The Oscar-winning TV personality said on the ABC's "The View" that the Holocaust involved "two white groups of people."
"On today's show, I said the Holocaust 'is not about race, but about man's inhumanity to man'. I should have said it is about both," Goldberg wrote in a Twitter apology late Monday.
"The Jewish people around the world have always had my support and that will never waiver. I'm sorry for the hurt I have caused," the 66-year-old added.
After Goldberg's comments, critics pointed out that race was central to the genocide, with the Nazis believing themselves to be a master race.
"No @WhoopiGoldberg, the #Holocaust was about the Nazi's systematic annihilation of the Jewish people - who they deemed to be an inferior race," tweeted Jonathan Greenblatt, head of the Anti-Defamation League.
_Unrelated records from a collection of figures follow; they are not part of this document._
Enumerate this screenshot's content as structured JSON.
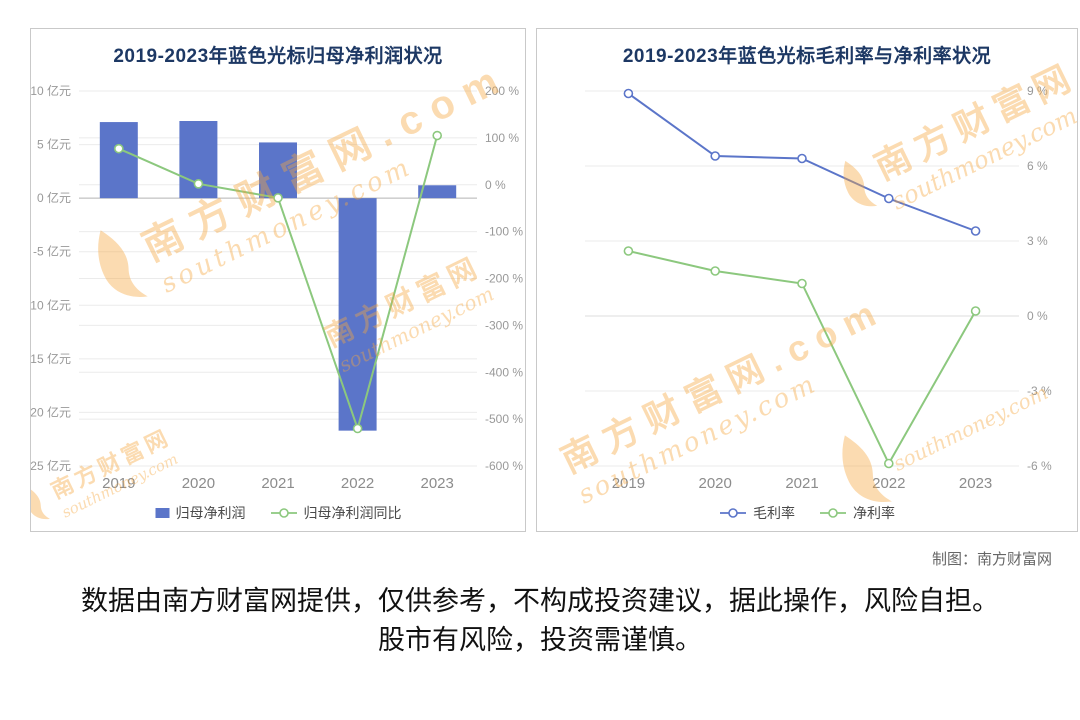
{
  "page": {
    "credit": "制图：南方财富网",
    "disclaimer_line1": "数据由南方财富网提供，仅供参考，不构成投资建议，据此操作，风险自担。",
    "disclaimer_line2": "股市有风险，投资需谨慎。"
  },
  "watermark": {
    "name_cn": "南方财富网",
    "domain": "southmoney.com",
    "dot_com": ".com"
  },
  "colors": {
    "bar": "#5b75c9",
    "blue": "#5b75c9",
    "green": "#8cc87e",
    "title": "#1d3864",
    "axis_text": "#999999",
    "grid": "#ebebeb",
    "zero_line": "#b3b3b3",
    "watermark": "#f6a73e",
    "panel_border": "#c9c9c9"
  },
  "chart_data": [
    {
      "type": "bar+line",
      "title": "2019-2023年蓝色光标归母净利润状况",
      "categories": [
        "2019",
        "2020",
        "2021",
        "2022",
        "2023"
      ],
      "series": [
        {
          "name": "归母净利润",
          "marker": "bar",
          "color_key": "bar",
          "axis": "left",
          "unit": "亿元",
          "values": [
            7.1,
            7.2,
            5.2,
            -21.7,
            1.2
          ]
        },
        {
          "name": "归母净利润同比",
          "marker": "line",
          "color_key": "green",
          "axis": "right",
          "unit": "%",
          "values": [
            77,
            2,
            -28,
            -520,
            105
          ]
        }
      ],
      "left_axis": {
        "min": -25,
        "max": 10,
        "step": 5,
        "unit": "亿元"
      },
      "right_axis": {
        "min": -600,
        "max": 200,
        "step": 100,
        "unit": "%"
      },
      "legend_position": "bottom",
      "grid": true
    },
    {
      "type": "line",
      "title": "2019-2023年蓝色光标毛利率与净利率状况",
      "categories": [
        "2019",
        "2020",
        "2021",
        "2022",
        "2023"
      ],
      "series": [
        {
          "name": "毛利率",
          "marker": "line",
          "color_key": "blue",
          "values": [
            8.9,
            6.4,
            6.3,
            4.7,
            3.4
          ]
        },
        {
          "name": "净利率",
          "marker": "line",
          "color_key": "green",
          "values": [
            2.6,
            1.8,
            1.3,
            -5.9,
            0.2
          ]
        }
      ],
      "axis": {
        "min": -6,
        "max": 9,
        "step": 3,
        "unit": "%"
      },
      "legend_position": "bottom",
      "grid": true
    }
  ]
}
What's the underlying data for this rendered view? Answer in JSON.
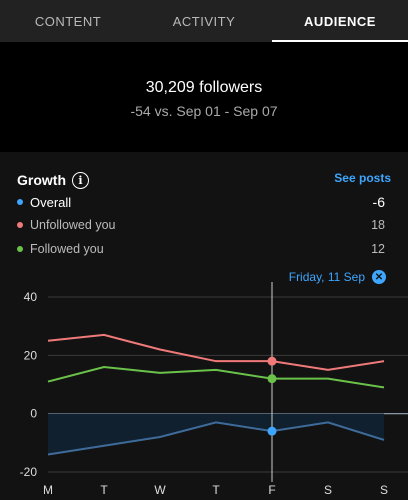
{
  "tabs": [
    {
      "label": "CONTENT"
    },
    {
      "label": "ACTIVITY"
    },
    {
      "label": "AUDIENCE"
    }
  ],
  "summary": {
    "followers": "30,209 followers",
    "delta": "-54 vs. Sep 01 - Sep 07"
  },
  "growth": {
    "title": "Growth",
    "see_posts": "See posts",
    "legend": [
      {
        "label": "Overall",
        "value": "-6",
        "color": "#3ea6ff"
      },
      {
        "label": "Unfollowed you",
        "value": "18",
        "color": "#f07a7a"
      },
      {
        "label": "Followed you",
        "value": "12",
        "color": "#6bc24a"
      }
    ],
    "selected_date": "Friday, 11 Sep"
  },
  "chart_data": {
    "type": "line",
    "categories": [
      "M",
      "T",
      "W",
      "T",
      "F",
      "S",
      "S"
    ],
    "ylim": [
      -20,
      40
    ],
    "yticks": [
      40,
      20,
      0,
      -20
    ],
    "selected_index": 4,
    "series": [
      {
        "name": "Unfollowed you",
        "color": "#f07a7a",
        "values": [
          25,
          27,
          22,
          18,
          18,
          15,
          18
        ]
      },
      {
        "name": "Followed you",
        "color": "#6bc24a",
        "values": [
          11,
          16,
          14,
          15,
          12,
          12,
          9
        ]
      },
      {
        "name": "Overall",
        "color": "#3e6b9a",
        "values": [
          -14,
          -11,
          -8,
          -3,
          -6,
          -3,
          -9
        ]
      }
    ]
  }
}
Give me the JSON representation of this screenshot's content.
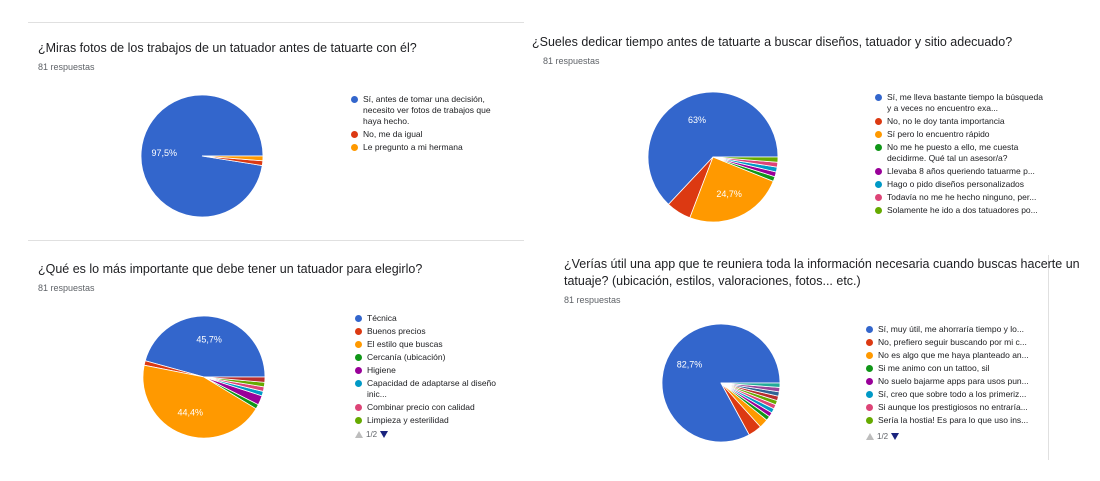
{
  "chart_data": [
    {
      "type": "pie",
      "title": "¿Miras fotos de los trabajos de un tatuador antes de tatuarte con él?",
      "responses": "81 respuestas",
      "slices": [
        {
          "label": "Sí, antes de tomar una decisión, necesito ver fotos de trabajos que haya hecho.",
          "value": 97.5,
          "color": "#3366cc",
          "pct_label": "97,5%"
        },
        {
          "label": "No, me da igual",
          "value": 1.25,
          "color": "#dc3912",
          "pct_label": ""
        },
        {
          "label": "Le pregunto a mi hermana",
          "value": 1.25,
          "color": "#ff9900",
          "pct_label": ""
        }
      ]
    },
    {
      "type": "pie",
      "title": "¿Sueles dedicar tiempo antes de tatuarte a buscar diseños, tatuador y sitio adecuado?",
      "responses": "81 respuestas",
      "slices": [
        {
          "label": "Sí, me lleva bastante tiempo la búsqueda y a veces no encuentro exa...",
          "value": 63,
          "color": "#3366cc",
          "pct_label": "63%"
        },
        {
          "label": "No, no le doy tanta importancia",
          "value": 6.2,
          "color": "#dc3912",
          "pct_label": ""
        },
        {
          "label": "Sí pero lo encuentro rápido",
          "value": 24.7,
          "color": "#ff9900",
          "pct_label": "24,7%"
        },
        {
          "label": "No me he puesto a ello, me cuesta decidirme. Qué tal un asesor/a?",
          "value": 1.2,
          "color": "#109618",
          "pct_label": ""
        },
        {
          "label": "Llevaba 8 años queriendo tatuarme p...",
          "value": 1.2,
          "color": "#990099",
          "pct_label": ""
        },
        {
          "label": "Hago o pido diseños personalizados",
          "value": 1.2,
          "color": "#0099c6",
          "pct_label": ""
        },
        {
          "label": "Todavía no me he hecho ninguno, per...",
          "value": 1.2,
          "color": "#dd4477",
          "pct_label": ""
        },
        {
          "label": "Solamente he ido a dos tatuadores po...",
          "value": 1.3,
          "color": "#66aa00",
          "pct_label": ""
        }
      ]
    },
    {
      "type": "pie",
      "title": "¿Qué es lo más importante que debe tener un tatuador para elegirlo?",
      "responses": "81 respuestas",
      "pager": "1/2",
      "slices": [
        {
          "label": "Técnica",
          "value": 45.7,
          "color": "#3366cc",
          "pct_label": "45,7%"
        },
        {
          "label": "Buenos precios",
          "value": 1.2,
          "color": "#dc3912",
          "pct_label": ""
        },
        {
          "label": "El estilo que buscas",
          "value": 44.4,
          "color": "#ff9900",
          "pct_label": "44,4%"
        },
        {
          "label": "Cercanía (ubicación)",
          "value": 1.2,
          "color": "#109618",
          "pct_label": ""
        },
        {
          "label": "Higiene",
          "value": 2.5,
          "color": "#990099",
          "pct_label": ""
        },
        {
          "label": "Capacidad de adaptarse al diseño inic...",
          "value": 1.2,
          "color": "#0099c6",
          "pct_label": ""
        },
        {
          "label": "Combinar precio con calidad",
          "value": 1.2,
          "color": "#dd4477",
          "pct_label": ""
        },
        {
          "label": "Limpieza y esterilidad",
          "value": 1.2,
          "color": "#66aa00",
          "pct_label": ""
        },
        {
          "label": "",
          "value": 1.4,
          "color": "#b82e2e",
          "pct_label": ""
        }
      ]
    },
    {
      "type": "pie",
      "title": "¿Verías útil una app que te reuniera toda la información necesaria cuando buscas hacerte un tatuaje? (ubicación, estilos, valoraciones, fotos... etc.)",
      "title_lines": [
        "¿Verías útil una app que te reuniera toda la información necesaria cuando buscas hacerte un",
        "tatuaje? (ubicación, estilos, valoraciones, fotos... etc.)"
      ],
      "responses": "81 respuestas",
      "pager": "1/2",
      "slices": [
        {
          "label": "Sí, muy útil, me ahorraría tiempo y lo...",
          "value": 82.7,
          "color": "#3366cc",
          "pct_label": "82,7%"
        },
        {
          "label": "No, prefiero seguir buscando por mi c...",
          "value": 3.7,
          "color": "#dc3912",
          "pct_label": ""
        },
        {
          "label": "No es algo que me haya planteado an...",
          "value": 2.5,
          "color": "#ff9900",
          "pct_label": ""
        },
        {
          "label": "Si me animo con un tattoo, sil",
          "value": 1.2,
          "color": "#109618",
          "pct_label": ""
        },
        {
          "label": "No suelo bajarme apps para usos pun...",
          "value": 1.2,
          "color": "#990099",
          "pct_label": ""
        },
        {
          "label": "Sí, creo que sobre todo a los primeriz...",
          "value": 1.2,
          "color": "#0099c6",
          "pct_label": ""
        },
        {
          "label": "Si aunque los prestigiosos no entraría...",
          "value": 1.2,
          "color": "#dd4477",
          "pct_label": ""
        },
        {
          "label": "Sería la hostia! Es para lo que uso ins...",
          "value": 1.2,
          "color": "#66aa00",
          "pct_label": ""
        },
        {
          "label": "",
          "value": 1.2,
          "color": "#b82e2e",
          "pct_label": ""
        },
        {
          "label": "",
          "value": 1.2,
          "color": "#316395",
          "pct_label": ""
        },
        {
          "label": "",
          "value": 1.2,
          "color": "#994499",
          "pct_label": ""
        },
        {
          "label": "",
          "value": 1.2,
          "color": "#22aa99",
          "pct_label": ""
        }
      ]
    }
  ]
}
"They dehumanized them and used this racist propaganda to justify slaughtering six million Jews. Holocaust distortion is dangerous," he added.
The US Holocaust Museum posted on Twitter that "racism was central to Nazi ideology."
"Jews were not defined by religion, but by race. Nazi racist beliefs fueled genocide and mass murder," it said, without referencing Goldberg's comments.
The host spoke during a discussion about a Tennessee school banning the 1986 graphic novel "Maus: A Survivor's Tale," about life at the Nazi concentration camp at Auschwitz.
The Pulitzer Prize-winning book, which depicts Jews as mice and Nazis as cats, has long been heralded as a powerful and accurate depiction of the Nazi murder of millions of Jews during World War II.
Godwin herself said in her statement that "the entire ABC News organization stands in solidarity with our Jewish colleagues, friends, family and communities."